As artificial intelligence gradually weaves itself into the systems that power Morocco’s economy—ports, electricity grids and healthcare facilities—a U.S. initiative deserves the attention of local operators. The National Institute of Standards and Technology (NIST) has released a concept note for an AI Risk Management Framework (AI RMF) Profile dedicated to critical infrastructure.

Beyond the general voluntary framework

Since January 2023, NIST has offered a voluntary AI RMF widely recognized as an international reference point for trustworthy AI. In 2024, the institute already published a specific profile for generative AI. This new concept note goes a step further by focusing on concrete operational practices for sectors where failure can have severe consequences: energy, transportation, healthcare and financial services.
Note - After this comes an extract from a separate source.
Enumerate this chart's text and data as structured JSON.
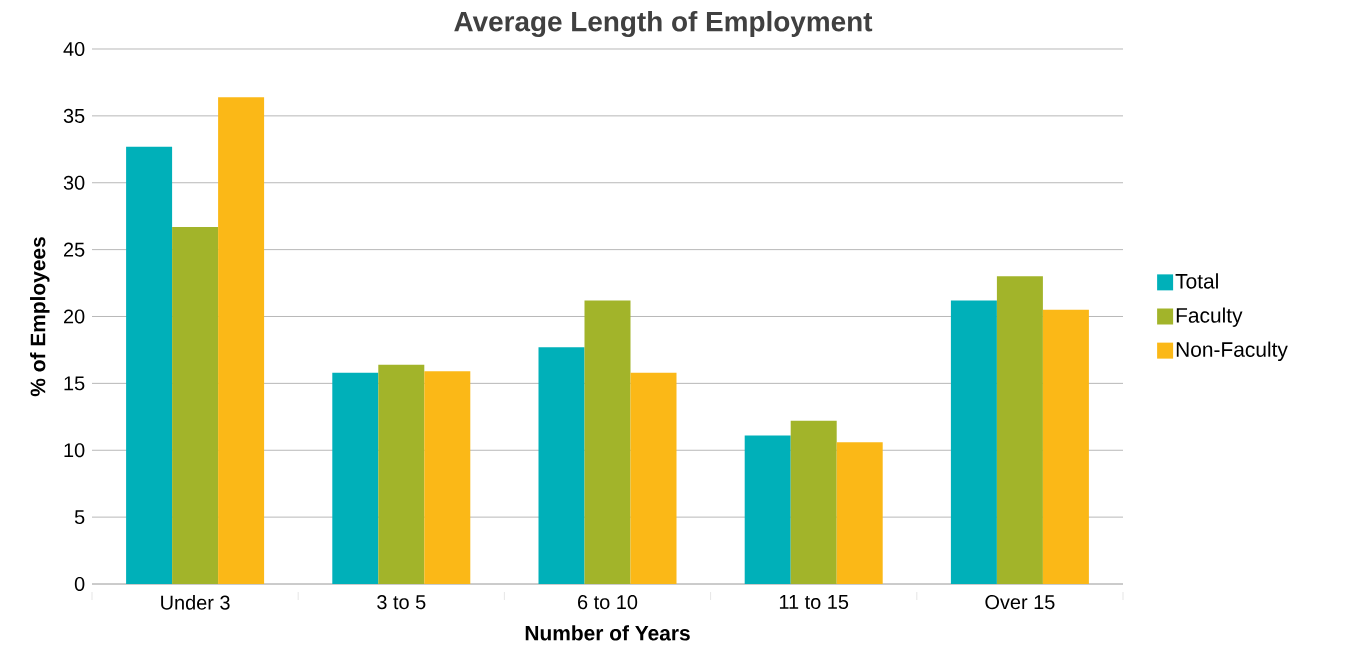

The document, still at the concept note stage and open to stakeholder feedback, aims to guide operators in assessing, managing and documenting risks related to AI-enabled systems. It is not a binding regulation, but a structured guidebook that experts anticipate will strongly influence future procurement requirements and insurer expectations.
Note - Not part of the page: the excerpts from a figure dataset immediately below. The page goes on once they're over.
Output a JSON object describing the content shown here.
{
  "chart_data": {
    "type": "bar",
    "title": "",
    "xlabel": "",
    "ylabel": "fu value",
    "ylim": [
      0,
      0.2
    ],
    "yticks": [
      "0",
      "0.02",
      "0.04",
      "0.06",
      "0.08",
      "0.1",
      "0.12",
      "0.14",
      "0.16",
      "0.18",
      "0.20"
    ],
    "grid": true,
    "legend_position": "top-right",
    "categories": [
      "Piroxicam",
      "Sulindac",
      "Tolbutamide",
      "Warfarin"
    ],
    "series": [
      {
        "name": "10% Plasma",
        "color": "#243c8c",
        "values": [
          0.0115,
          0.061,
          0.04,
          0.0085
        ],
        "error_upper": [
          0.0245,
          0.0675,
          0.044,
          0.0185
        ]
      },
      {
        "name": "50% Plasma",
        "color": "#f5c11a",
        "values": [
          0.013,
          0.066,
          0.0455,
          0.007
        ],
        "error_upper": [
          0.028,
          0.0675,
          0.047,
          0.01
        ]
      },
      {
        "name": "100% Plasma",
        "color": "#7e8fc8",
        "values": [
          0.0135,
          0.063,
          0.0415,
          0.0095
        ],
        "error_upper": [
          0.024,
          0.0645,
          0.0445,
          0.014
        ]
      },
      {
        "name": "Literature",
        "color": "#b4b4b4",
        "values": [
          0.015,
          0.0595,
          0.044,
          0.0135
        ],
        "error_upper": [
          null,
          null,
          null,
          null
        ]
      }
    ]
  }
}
A window of opportunity for Morocco

For Morocco, which is actively modernizing its critical infrastructure—through mega-port projects, smart-grid deployments and the digital transformation of the healthcare sector—this profile could serve as a ready-made reference framework. By aligning their practices with these standards, local system integrators and operators can ease the path to winning international contracts, reassure foreign investors, and anticipate future regulations inspired by these same guidelines.

What to watch

  • The comment-collection phase: Feedback from relevant sectors will refine the profile. Active monitoring can position Moroccan actors as contributors or early adopters.
  • Adoption in international tenders: Supplier requirements aligned with the NIST profile may progressively appear in the terms of reference of multilateral funding institutions.
  • Potential transition to regulation: Even without mandatory force today, such technical frameworks pave the way for future legal obligations, in the United States and among its trading partners.

In sum, a weak signal from Washington that could durably shape how AI is deployed in high-stakes environments—including in Morocco.